Los Angeles voters today will usher in a new era in city government as they choose a successor to long-serving Mayor Tom Bradley and decide whether to elect the City Council's first openly homosexual member.
In another potentially historic contest, voters in the San Fernando Valley could choose that area's first Latino City Council member, a result that would demonstrate the ethnic group's growing clout in city politics.
Overall, Los Angeles voters could elect as many as four new lawmakers--continuing a trend toward change in the once unchanging Los Angeles City Council. Voters brought in three new council members in 1991, but before that it had been more than a quarter-century since voters had elected so many new representatives in a single year.
Voters also could make broad changes in the rules governing the massive city bureaucracy, through a measure that would make it easier to dismiss department heads.
The election in Los Angeles highlights a wide range of issues and offices that will confront voters throughout Los Angeles County--from the selection of two members of the Los Angeles Community College District Board of Trustees to the decision, in West Hollywood and Pico Rivera, of whether to allow card clubs.
But with the state's largest city about to elect a successor to Bradley, whose 20-year tenure is the longest in Los Angeles history, most of the campaign focus has been on the mayoral race.
An election that began with an unwieldy primary field of 24 candidates was narrowed in April to businessman Richard Riordan and City Councilman Michael Woo. Riordan defined himself as a crusading non-politician offering to bring his financial acumen to an ailing city, while Woo said he had dedicated his lifelong political service to the reform of government.
But polls show both men increasingly defined by the other's negative campaigns--with Riordan made out to be a callous and greedy leveraged buyout artist and Woo depicted as a weak and ineffectual devotee of the City Hall status quo.
Woo struggled mightily to maintain the alliance of Westside liberals and South-Central blacks that kept Bradley in office for five terms. This relied in large part on the financial backing of Asian-Americans from around the country who hope to make him the first big-city mayor of Asian descent.
Riordan, meanwhile, found his most receptive audience among conservatives and San Fernando Valley residents--voters he has reached by pouring his personal fortune into television ads and glossy mailers.
While receiving far less attention than the mayor's contest, the four City Council races could dramatically alter the political landscape at City Hall.
In the 13th District, former school board member Jackie Goldberg could become the council's first openly homosexual member. She is running against Tom LaBonge, longtime aide to Council President John Ferraro.

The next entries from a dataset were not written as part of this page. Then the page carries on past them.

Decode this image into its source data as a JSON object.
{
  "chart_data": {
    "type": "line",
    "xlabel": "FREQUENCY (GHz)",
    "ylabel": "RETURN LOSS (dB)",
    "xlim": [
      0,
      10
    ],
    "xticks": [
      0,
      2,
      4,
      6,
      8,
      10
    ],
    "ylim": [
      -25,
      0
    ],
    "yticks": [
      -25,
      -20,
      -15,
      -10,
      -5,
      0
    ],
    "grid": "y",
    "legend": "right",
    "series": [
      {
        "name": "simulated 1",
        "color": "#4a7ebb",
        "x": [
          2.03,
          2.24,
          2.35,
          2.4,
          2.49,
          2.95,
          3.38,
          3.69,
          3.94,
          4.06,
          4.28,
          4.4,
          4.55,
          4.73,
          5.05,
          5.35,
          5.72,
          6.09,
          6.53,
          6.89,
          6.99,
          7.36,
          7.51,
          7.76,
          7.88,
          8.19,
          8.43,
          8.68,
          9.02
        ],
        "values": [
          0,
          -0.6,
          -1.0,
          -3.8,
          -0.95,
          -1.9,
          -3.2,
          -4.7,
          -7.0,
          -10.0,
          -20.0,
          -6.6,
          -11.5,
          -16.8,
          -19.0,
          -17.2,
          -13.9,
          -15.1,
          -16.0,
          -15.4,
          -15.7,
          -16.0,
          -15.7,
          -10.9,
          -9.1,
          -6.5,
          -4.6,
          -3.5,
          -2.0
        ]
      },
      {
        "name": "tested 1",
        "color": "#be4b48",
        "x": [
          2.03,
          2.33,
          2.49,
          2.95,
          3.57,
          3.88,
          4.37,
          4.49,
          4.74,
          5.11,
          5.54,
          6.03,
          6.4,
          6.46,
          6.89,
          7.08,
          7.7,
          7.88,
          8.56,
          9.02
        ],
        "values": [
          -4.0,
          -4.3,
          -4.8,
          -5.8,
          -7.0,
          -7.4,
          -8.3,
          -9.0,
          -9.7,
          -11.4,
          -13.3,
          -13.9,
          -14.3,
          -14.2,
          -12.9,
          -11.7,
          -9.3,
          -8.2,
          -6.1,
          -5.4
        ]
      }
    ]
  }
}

While Goldberg has discussed the need for ethnic cooperation and social programs for the district's needier residents, LaBonge has emphasized services for the middle class--filling potholes and cleaning alleys.
The campaigns in the ethnically diverse district, which runs from Hollywood to Glassell Park, grew increasingly bitter in the final days. Goldberg has painted LaBonge as a tired bureaucrat. LaBonge, meanwhile, has accused Goldberg of waging a deceitful campaign.
In the 7th District, meantime, mayoral aide Richard Alarcon is bidding to become the San Fernando Valley's first Latino on the City Council. His opponent is former fire Capt. Lyle Hall, who for years was president of the city's firefighters union.
In this relatively tame confrontation to represent the northeast Valley, Hall has stressed his 31 years as a fireman and bipartisan support from Democratic and Republican lawmakers. Alarcon, meanwhile, has painted himself as the district's native son, with years spent growing up there and teaching school before working as Bradley's chief deputy in the Valley.
Easily the most personal contest has been in the west San Fernando Valley's 3rd District, where Councilwoman Joy Picus and her former field deputy, Laura Chick, have exchanged biting personal denunciations in several debates.
Picus has accused her onetime employee of betraying her trust and has sought to link her to Bradley--an unpopular figure in the Valley who appointed Chick's husband to the Airport Commission.
Chick has said she saw firsthand that Picus is an uninspired official--a charge her campaign tried to drive home in a mailer that purportedly showed Picus sleeping during City Council meetings.
In the 15th District, stretching from Watts to San Pedro, incumbent Joan Milke Flores was pushed into a runoff against paint store owner and political neophyte Rudy Svorinich.